Galeano ocupa un lugar paradójico en las letras locales, opinó el catedrático de Literatura Uruguaya de la Facultad de Humanidades de la Universidad de la República, Pablo Rocca.

“Quizá el escritor más reconocido y hasta de los más leídos en el siglo XX”, pero al mismo tiempo es “el menos apreciado por sus pares y por la crítica e investigación del campo”, señaló en declaraciones a El País.

Otra paradoja, según Rocca, es que Galeano “fue un gran comunicador de sus ideas y de su imagen que, con ellas, se pronuncia contra las ideas y las imágenes que la posmodernidad capitalista defiende”.

En el mismo sentido, el docente universitario y ex director nacional de Cultura, Hugo Achugar, recordó que al fallecido “muchos uruguayos lo despreciaron, y fuera de Uruguay algunos ideológicamente también lo menospreciaron”.

A su juicio, Galeano “tuvo el mejor de los premios, que no fueron los premios de la Academia, ni de los especialistas, sino de los lectores más variados y heterogéneos que uno se pueda imaginar”.

En tanto, el novelista Carlos María Domínguez señaló que Galeano fue “un prosista” que “iba contando su visión de la realidad del continente”.

En su prosa “brilló en su capacidad de comunicar una indignación.

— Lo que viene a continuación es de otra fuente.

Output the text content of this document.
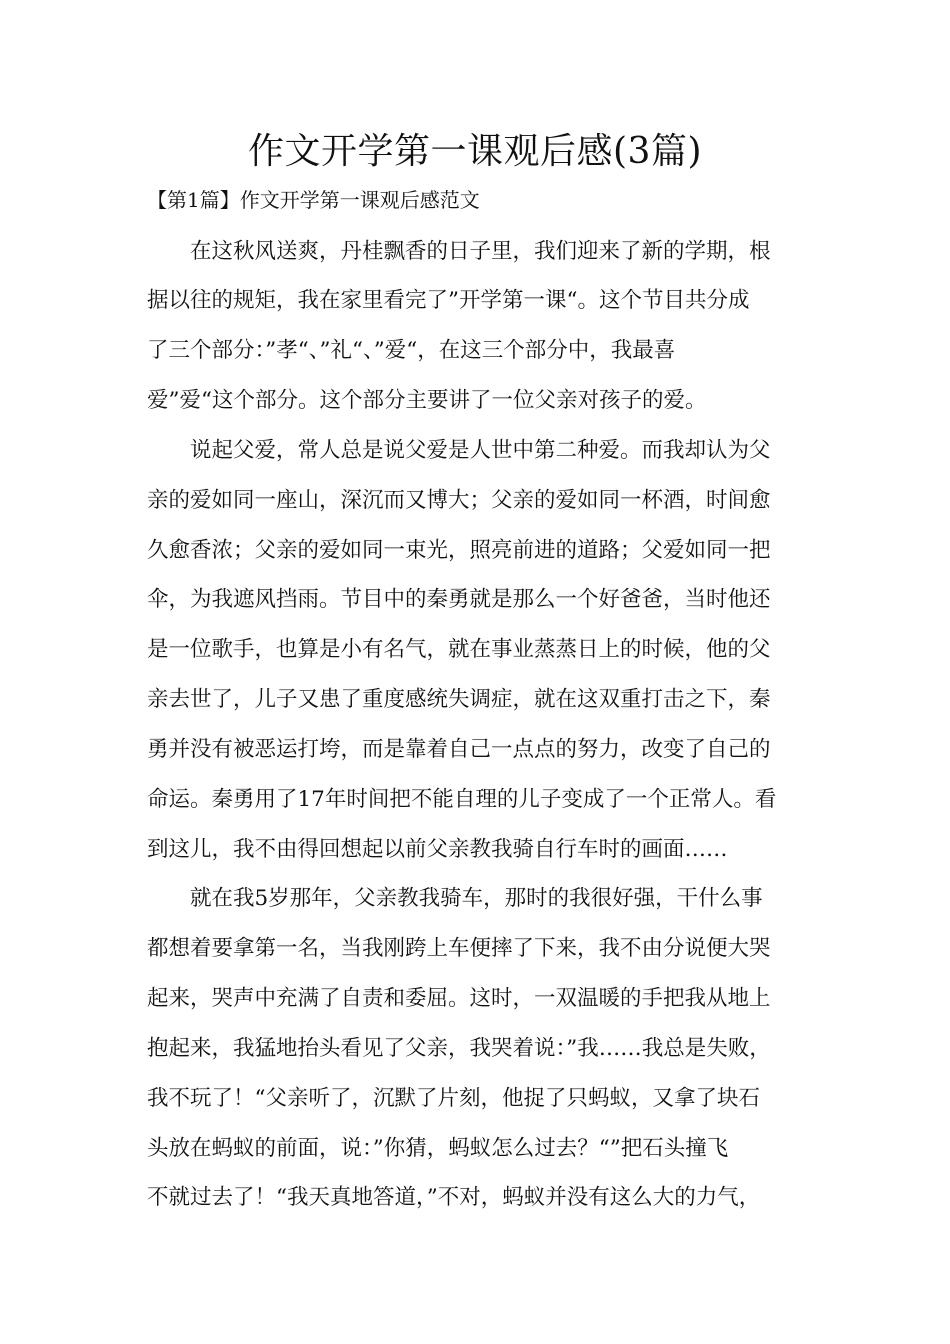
作文开学第一课观后感(3篇)
【第1篇】作文开学第一课观后感范文
在这秋风送爽，丹桂飘香的日子里，我们迎来了新的学期，根
据以往的规矩，我在家里看完了”开学第一课“。这个节目共分成
了三个部分：”孝“、”礼“、”爱“，在这三个部分中，我最喜
爱”爱“这个部分。这个部分主要讲了一位父亲对孩子的爱。
说起父爱，常人总是说父爱是人世中第二种爱。而我却认为父
亲的爱如同一座山，深沉而又博大；父亲的爱如同一杯酒，时间愈
久愈香浓；父亲的爱如同一束光，照亮前进的道路；父爱如同一把
伞，为我遮风挡雨。节目中的秦勇就是那么一个好爸爸，当时他还
是一位歌手，也算是小有名气，就在事业蒸蒸日上的时候，他的父
亲去世了，儿子又患了重度感统失调症，就在这双重打击之下，秦
勇并没有被恶运打垮，而是靠着自己一点点的努力，改变了自己的
命运。秦勇用了17年时间把不能自理的儿子变成了一个正常人。看
到这儿，我不由得回想起以前父亲教我骑自行车时的画面……
就在我5岁那年，父亲教我骑车，那时的我很好强，干什么事
都想着要拿第一名，当我刚跨上车便摔了下来，我不由分说便大哭
起来，哭声中充满了自责和委屈。这时，一双温暖的手把我从地上
抱起来，我猛地抬头看见了父亲，我哭着说：”我……我总是失败，
我不玩了！“父亲听了，沉默了片刻，他捉了只蚂蚁，又拿了块石
头放在蚂蚁的前面，说：”你猜，蚂蚁怎么过去？“”把石头撞飞
不就过去了！“我天真地答道，”不对，蚂蚁并没有这么大的力气，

Después se fue transformando en un bardo que iba contando las penurias de América Latina, con muchos rasgos fuerza y de oralidad”, indicó al diario El Observador.

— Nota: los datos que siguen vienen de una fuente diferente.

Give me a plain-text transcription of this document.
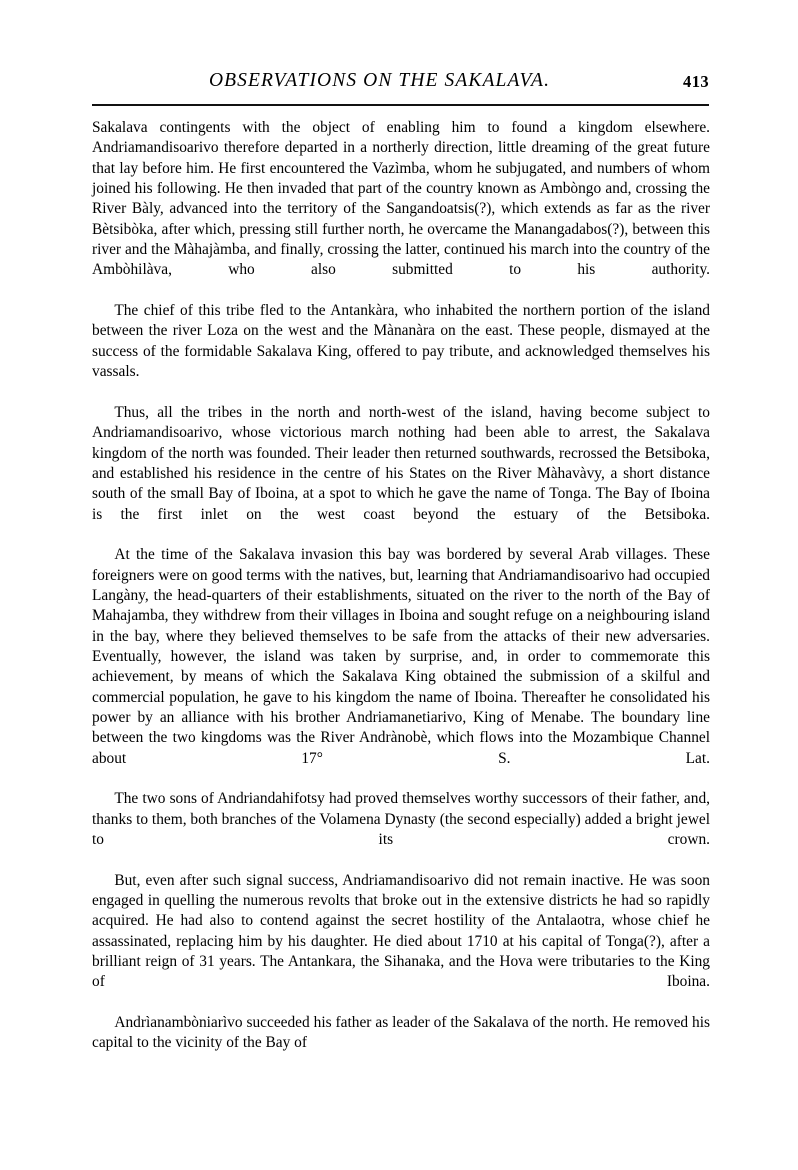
OBSERVATIONS ON THE SAKALAVA.	413

Sakalava contingents with the object of enabling him to found a kingdom elsewhere. Andriamandisoarivo therefore departed in a northerly direction, little dreaming of the great future that lay before him. He first encountered the Vazìmba, whom he subjugated, and numbers of whom joined his following. He then invaded that part of the country known as Ambòngo and, crossing the River Bàly, advanced into the territory of the Sangandoatsis(?), which extends as far as the river Bètsibòka, after which, pressing still further north, he overcame the Manangadabos(?), between this river and the Màhajàmba, and finally, crossing the latter, continued his march into the country of the Ambòhilàva, who also submitted to his authority.

The chief of this tribe fled to the Antankàra, who inhabited the northern portion of the island between the river Loza on the west and the Mànanàra on the east. These people, dismayed at the success of the formidable Sakalava King, offered to pay tribute, and acknowledged themselves his vassals.

Thus, all the tribes in the north and north-west of the island, having become subject to Andriamandisoarivo, whose victorious march nothing had been able to arrest, the Sakalava kingdom of the north was founded. Their leader then returned southwards, recrossed the Betsiboka, and established his residence in the centre of his States on the River Màhavàvy, a short distance south of the small Bay of Iboina, at a spot to which he gave the name of Tonga. The Bay of Iboina is the first inlet on the west coast beyond the estuary of the Betsiboka.

At the time of the Sakalava invasion this bay was bordered by several Arab villages. These foreigners were on good terms with the natives, but, learning that Andriamandisoarivo had occupied Langàny, the head-quarters of their establishments, situated on the river to the north of the Bay of Mahajamba, they withdrew from their villages in Iboina and sought refuge on a neighbouring island in the bay, where they believed themselves to be safe from the attacks of their new adversaries. Eventually, however, the island was taken by surprise, and, in order to commemorate this achievement, by means of which the Sakalava King obtained the submission of a skilful and commercial population, he gave to his kingdom the name of Iboina. Thereafter he consolidated his power by an alliance with his brother Andriamanetiarivo, King of Menabe. The boundary line between the two kingdoms was the River Andrànobè, which flows into the Mozambique Channel about 17° S. Lat.

The two sons of Andriandahifotsy had proved themselves worthy successors of their father, and, thanks to them, both branches of the Volamena Dynasty (the second especially) added a bright jewel to its crown.

But, even after such signal success, Andriamandisoarivo did not remain inactive. He was soon engaged in quelling the numerous revolts that broke out in the extensive districts he had so rapidly acquired. He had also to contend against the secret hostility of the Antalaotra, whose chief he assassinated, replacing him by his daughter. He died about 1710 at his capital of Tonga(?), after a brilliant reign of 31 years. The Antankara, the Sihanaka, and the Hova were tributaries to the King of Iboina.

Andrìanambòniarìvo succeeded his father as leader of the Sakalava of the north. He removed his capital to the vicinity of the Bay of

“Claro que eso fue limitando en sus posibilidades expresivas, pero en su momento fue un aporte novedoso. Alentaba a trabajar con la realidad y tenía claro que el periodismo se podía ejercer de forma literaria”, sostuvo Domínguez.

De esa manera, tendió puentes entre “la cultura letrada” y la “cultura popular”, tan distantes en ese tiempo.

Mencionó que Galeano “asumió haber cometido ligerezas y torpezas que sus adversarios aprovecharon para explicitar”.

Por otra parte, el crítico literario de El País, Guillermo Zapiola, calificó “Las venas abiertas…” como “un ensayo peleador y sesgado del que después renegaría, pero que sigue siendo un referente para un sector de la izquierda latinoamericana”.

Recordó que durante el exilio de Galeano en España escribió Memorias del fuego, “mezcla de historia y fábulas sobre América Latina en la que no siempre es fácil distinguir la verdad de la imaginación”.

“Sin duda fue un maestro de la palabra, dueño de una prosa sugestiva y seductora, y de una habilidad para disimular a menudo con ella que lo que decía tenía menos sustancia de lo que parecía”, estimó Zapiola.

En opinión de este crítico, “lo más molesto de su pensamiento haya sido la promoción de la idea que puede resumirse en la frase ‘La Culpa la Tuvo el Otro'”.

“No es obvio que los latinoamericanos seamos siempre inocentes, y que los males nos sean impuestas de afuera. Nuestra chambonería tiene también un papel en el cuadro”, concluyó.

Más allá de las críticas quedará su legado en una extensa bibliografía que incluye “Días y noches de amor y de guerra” (1978), “Memorias del fuego” (1986) y El libro de los abrazos (1989) y El fútbol a sol y sombra (1995).

En esos textos y en sus declaraciones Galeano nunca renegó de su inclinación por los oprimidos.
“Yo escribo para quienes no pueden leerme. Los de abajo, los que esperan desde hace siglos en la cola de la historia, no saben leer o no tienen con qué”, dijo alguna vez.